Whether you like it or not, Samsung's new Galaxy S10 series smartphones are also getting back so-called malware protection from McAfee. The software that can be used during device maintenance and never completely uninstalled promises more security for networks and with downloaded apps. Critics doubt, however, that the app is effective and don't like the coercion.
It's a well-known fact that even the most expensive Samsung smartphones come with a number of third-party apps that you can't completely uninstall. Even after your deactivation, there are still remnants that sometimes occupy a few kilobytes of memory and are no longer verifiably active.
Unfortunately, the situation is different with the anti-malware software. This comes from McAfee and is an integral part of the so-called "device maintenance" in Samsung's One UI user interface; formerly Samsung Experience and TouchWiz.
Device maintenance used Gamification in previous versions. The points system it contains is intended to encourage you to install Anti-Malware. If you don't, you can't get the full score and your device calls itself "not optimized".
This would not be so bad if the services partner, McAfee, was not only free for a limited time. After a trial period, a subscription fee is charged for the automatic app check and the encryption of your network connection is only free for the first 250 MBs; then you pay a daily or monthly fee or surf "unprotected".
After all, McAfee's malware detection proves effective in independent testing by AV-Test. However, it is no better than the completely free alternative from Sophos.

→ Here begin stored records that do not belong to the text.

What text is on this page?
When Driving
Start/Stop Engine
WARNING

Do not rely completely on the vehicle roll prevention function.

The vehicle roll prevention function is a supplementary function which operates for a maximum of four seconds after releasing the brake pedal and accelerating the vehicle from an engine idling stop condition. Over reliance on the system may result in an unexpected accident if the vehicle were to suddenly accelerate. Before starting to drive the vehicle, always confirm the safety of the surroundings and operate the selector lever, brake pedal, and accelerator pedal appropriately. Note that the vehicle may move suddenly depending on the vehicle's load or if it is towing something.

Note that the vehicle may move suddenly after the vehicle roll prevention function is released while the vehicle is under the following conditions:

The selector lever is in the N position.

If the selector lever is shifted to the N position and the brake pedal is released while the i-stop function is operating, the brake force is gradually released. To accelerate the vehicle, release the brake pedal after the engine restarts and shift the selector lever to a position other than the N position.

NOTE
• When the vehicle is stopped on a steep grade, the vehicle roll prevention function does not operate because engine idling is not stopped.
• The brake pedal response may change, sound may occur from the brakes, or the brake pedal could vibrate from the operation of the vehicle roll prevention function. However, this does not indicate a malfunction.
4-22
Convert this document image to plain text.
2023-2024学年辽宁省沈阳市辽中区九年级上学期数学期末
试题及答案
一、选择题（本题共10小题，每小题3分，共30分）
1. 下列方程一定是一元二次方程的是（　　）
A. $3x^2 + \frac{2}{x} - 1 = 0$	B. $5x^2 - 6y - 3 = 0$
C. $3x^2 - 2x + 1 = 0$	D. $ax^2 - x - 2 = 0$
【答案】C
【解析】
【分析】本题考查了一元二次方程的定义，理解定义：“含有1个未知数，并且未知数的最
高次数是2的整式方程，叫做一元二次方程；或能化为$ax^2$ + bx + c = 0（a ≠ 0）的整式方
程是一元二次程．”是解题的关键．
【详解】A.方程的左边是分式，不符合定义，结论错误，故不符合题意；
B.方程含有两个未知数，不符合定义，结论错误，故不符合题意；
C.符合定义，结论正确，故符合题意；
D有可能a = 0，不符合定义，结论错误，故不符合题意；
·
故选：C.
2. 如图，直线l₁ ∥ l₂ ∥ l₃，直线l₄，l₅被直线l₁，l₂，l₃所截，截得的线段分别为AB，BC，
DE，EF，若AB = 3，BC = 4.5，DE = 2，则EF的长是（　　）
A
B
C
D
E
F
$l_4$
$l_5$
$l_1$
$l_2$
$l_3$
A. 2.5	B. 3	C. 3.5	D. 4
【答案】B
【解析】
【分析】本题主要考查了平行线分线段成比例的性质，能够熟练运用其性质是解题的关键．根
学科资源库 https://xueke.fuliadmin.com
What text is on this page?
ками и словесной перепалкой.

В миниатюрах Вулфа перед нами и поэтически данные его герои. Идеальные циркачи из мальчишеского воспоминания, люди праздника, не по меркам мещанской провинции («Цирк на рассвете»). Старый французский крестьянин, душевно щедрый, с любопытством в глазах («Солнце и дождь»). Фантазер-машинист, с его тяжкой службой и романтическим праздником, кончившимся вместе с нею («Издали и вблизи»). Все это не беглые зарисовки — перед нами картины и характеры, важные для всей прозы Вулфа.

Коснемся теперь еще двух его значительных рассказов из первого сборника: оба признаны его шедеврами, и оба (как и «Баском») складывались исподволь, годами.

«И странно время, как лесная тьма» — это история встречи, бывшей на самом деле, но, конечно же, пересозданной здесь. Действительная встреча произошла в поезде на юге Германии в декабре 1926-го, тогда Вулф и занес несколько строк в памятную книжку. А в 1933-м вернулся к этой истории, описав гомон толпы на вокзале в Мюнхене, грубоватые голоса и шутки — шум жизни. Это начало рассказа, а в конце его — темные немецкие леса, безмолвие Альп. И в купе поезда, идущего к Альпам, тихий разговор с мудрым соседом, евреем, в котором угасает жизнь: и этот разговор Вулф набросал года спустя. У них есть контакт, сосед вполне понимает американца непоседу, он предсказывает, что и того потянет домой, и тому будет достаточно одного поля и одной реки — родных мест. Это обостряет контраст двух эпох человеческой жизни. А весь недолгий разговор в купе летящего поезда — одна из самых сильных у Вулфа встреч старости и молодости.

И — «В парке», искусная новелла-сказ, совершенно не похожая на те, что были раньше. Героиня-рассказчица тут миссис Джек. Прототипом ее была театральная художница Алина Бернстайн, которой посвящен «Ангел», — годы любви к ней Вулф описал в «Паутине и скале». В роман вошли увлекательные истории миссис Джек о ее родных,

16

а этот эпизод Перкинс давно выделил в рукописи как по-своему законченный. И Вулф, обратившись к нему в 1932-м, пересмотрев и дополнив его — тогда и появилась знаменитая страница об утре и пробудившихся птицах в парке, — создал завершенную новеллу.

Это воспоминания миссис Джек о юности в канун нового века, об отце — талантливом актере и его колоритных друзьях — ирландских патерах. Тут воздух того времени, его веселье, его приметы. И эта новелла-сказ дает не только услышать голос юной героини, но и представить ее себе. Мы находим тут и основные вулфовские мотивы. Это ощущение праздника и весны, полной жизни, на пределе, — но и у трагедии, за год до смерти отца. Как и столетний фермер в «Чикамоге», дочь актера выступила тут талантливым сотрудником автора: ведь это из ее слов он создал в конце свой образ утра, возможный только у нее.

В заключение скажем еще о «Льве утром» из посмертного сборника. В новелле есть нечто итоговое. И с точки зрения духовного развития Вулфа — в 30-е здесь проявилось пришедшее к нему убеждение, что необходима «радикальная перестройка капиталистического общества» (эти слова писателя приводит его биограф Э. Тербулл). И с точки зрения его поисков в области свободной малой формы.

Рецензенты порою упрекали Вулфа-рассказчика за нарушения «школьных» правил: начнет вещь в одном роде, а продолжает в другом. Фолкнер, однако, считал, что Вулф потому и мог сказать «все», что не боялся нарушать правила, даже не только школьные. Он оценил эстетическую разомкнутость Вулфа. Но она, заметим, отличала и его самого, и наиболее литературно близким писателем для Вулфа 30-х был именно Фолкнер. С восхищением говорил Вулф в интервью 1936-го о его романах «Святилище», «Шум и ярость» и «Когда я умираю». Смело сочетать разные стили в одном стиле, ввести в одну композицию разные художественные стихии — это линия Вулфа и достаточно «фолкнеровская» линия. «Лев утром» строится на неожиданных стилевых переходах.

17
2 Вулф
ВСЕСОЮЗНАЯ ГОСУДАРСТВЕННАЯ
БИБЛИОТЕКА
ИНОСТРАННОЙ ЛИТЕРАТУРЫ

So it is questionable why Samsung is de facto luring the buyers of its smartphones, some of which are available for over $1,000, into a subscription trap. Especially since anti-malware apps can't stop you from installing malicious apps due to a lack of system permissions and, once they have been installed and deeply nested, can no longer free you from them.
It is also worth pointing out that this does not apply to every market. There are some regions where Samsung is not allowed to pre-install McAfee on smartphones for legal reasons.